Metadata Lookup Workflows
External metadata sources are needed for two core workflows:
- Wanted-author discovery: when an operator adds an author to look for, Library Manager should use metadata sources to discover works, series, editions, identifiers, contributor aliases, and enough context to decide what should become wanted.
- Missing-item enrichment: when scanned or imported items have weak metadata, Library Manager should look up title, author, narrator, series, publisher, publication date, identifiers, descriptions, cover images, genres, language, and related fields.
The metadata plan covers both ebooks and audiobooks. Narrators, editions, formats, series placement, covers, sidecars, publisher data, dates, ISBN/ASIN-style identifiers, and audiobook duration/chapter signals should all remain evidence-backed.
Lookup results should be stored as source-attributed evidence before they become canonical library data. Conflicting values should remain visible for operator review, and trusted local metadata should not be silently overwritten by a remote provider until confidence rules and source priority are designed.
As of the post-v0.2.6 main branch, Add New can run live author and item lookup through GET /api/metadata/authors?q= and GET /api/metadata/items?q=, display ranked provider matches and evidence, and use selected matches to seed wanted author, work, or edition records. When the provider returns a source identifier or item identifier, the wanted record preserves a provider-backed target key; manually typed names still fall back to normalized wanted keys.
Provider Guardrails
Metadata providers should be backend-mediated. Credentials, rate limits, caching, provider-specific normalization, and terms-sensitive behavior stay server-side.
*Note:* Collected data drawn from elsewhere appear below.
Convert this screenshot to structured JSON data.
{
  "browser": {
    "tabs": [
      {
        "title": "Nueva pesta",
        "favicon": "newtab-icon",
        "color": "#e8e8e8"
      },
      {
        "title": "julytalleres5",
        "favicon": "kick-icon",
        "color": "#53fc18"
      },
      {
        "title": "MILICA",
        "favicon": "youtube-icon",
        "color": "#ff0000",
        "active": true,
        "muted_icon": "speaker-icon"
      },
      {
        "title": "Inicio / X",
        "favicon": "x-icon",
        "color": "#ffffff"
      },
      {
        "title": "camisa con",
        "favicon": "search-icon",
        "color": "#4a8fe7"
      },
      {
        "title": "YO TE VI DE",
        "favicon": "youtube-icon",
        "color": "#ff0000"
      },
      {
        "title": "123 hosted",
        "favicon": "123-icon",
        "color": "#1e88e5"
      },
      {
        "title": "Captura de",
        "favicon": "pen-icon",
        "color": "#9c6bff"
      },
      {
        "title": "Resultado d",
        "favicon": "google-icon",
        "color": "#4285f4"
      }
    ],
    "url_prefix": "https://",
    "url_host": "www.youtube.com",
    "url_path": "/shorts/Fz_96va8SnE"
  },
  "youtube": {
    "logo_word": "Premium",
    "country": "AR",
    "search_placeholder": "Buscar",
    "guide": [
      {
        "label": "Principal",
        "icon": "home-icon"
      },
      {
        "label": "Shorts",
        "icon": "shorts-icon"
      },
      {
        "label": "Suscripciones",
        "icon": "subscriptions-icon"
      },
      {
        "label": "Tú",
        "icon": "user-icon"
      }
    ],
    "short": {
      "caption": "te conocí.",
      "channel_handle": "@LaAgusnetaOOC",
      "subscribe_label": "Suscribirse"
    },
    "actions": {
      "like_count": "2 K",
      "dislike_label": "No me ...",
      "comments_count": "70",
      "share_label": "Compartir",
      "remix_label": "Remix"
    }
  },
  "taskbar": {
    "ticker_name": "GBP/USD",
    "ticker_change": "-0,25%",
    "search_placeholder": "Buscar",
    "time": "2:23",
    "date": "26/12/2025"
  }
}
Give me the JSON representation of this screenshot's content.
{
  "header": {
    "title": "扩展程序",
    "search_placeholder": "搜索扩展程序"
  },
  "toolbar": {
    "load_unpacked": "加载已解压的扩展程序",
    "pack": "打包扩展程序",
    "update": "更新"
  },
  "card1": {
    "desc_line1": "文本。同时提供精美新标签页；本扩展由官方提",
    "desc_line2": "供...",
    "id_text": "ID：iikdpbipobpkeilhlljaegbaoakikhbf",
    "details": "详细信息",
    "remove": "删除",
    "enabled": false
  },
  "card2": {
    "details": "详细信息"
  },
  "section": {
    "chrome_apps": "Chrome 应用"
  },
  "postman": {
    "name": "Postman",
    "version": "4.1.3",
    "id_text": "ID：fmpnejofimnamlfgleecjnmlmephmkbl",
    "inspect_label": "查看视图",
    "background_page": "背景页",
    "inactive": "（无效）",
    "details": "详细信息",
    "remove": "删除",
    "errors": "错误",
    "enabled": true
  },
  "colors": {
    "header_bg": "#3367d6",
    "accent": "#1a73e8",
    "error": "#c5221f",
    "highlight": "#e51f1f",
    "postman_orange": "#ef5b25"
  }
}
Provider adapters should record:
- Provider name and source URL or identifier.
- Query used and normalized lookup key.
- Returned identifiers and field-level values.
- Confidence, match reason, and conflict notes.
- Cache/provenance data so large imports do not repeatedly query the same provider.
Resolver Foundation
The first backend resolver contract lives in internal/metadata.
It supports:
- Wanted-author lookup across provider adapters.
- Missing-item enrichment across provider adapters.
- Source-attributed evidence records.
- Provider error propagation.
- Confidence-based result ordering.
Open Library, Google Books, Hardcover, and Audible/Chirp-compatible provider adapters are implemented behind the resolver. Add New now consumes author lookup and work/edition evidence results; release-candidate ranking, cache policy, source-priority promotion, and field-level confidence remain next steps.
Large-Library Requirements
A realistic initial scan may include 10,000+ files. The current stress checks run at 30,000 files. Metadata evidence and duplicate signals are persisted incrementally, indexed for review workflows, and covered by re-scan tests for missing and moved file states. SQLite is accepted for the first app scaffold, with the option to revisit after real-library testing.
Planned Evidence Sources
- Folder and filename parsing.
- Embedded e-book metadata.
- Embedded audiobook tags.
- OPF sidecars.
- NFO, JSON, desc.txt, reader.txt, cover files, and Calibre-style exports.
- External metadata providers.
- Operator corrections and remembered overrides.
Resolver Goals
- Show confidence and why a match was selected.
- Preserve editions and formats without flattening them into one ambiguous book record.
- Treat audiobook narrator, duration, track order, disc order, chapters, and ASIN/ISBN as meaningful signals.
- Prefer explicit warnings over silent guesses for weak metadata.
- Support wanted-author discovery without assuming every discovered work should automatically be acquired.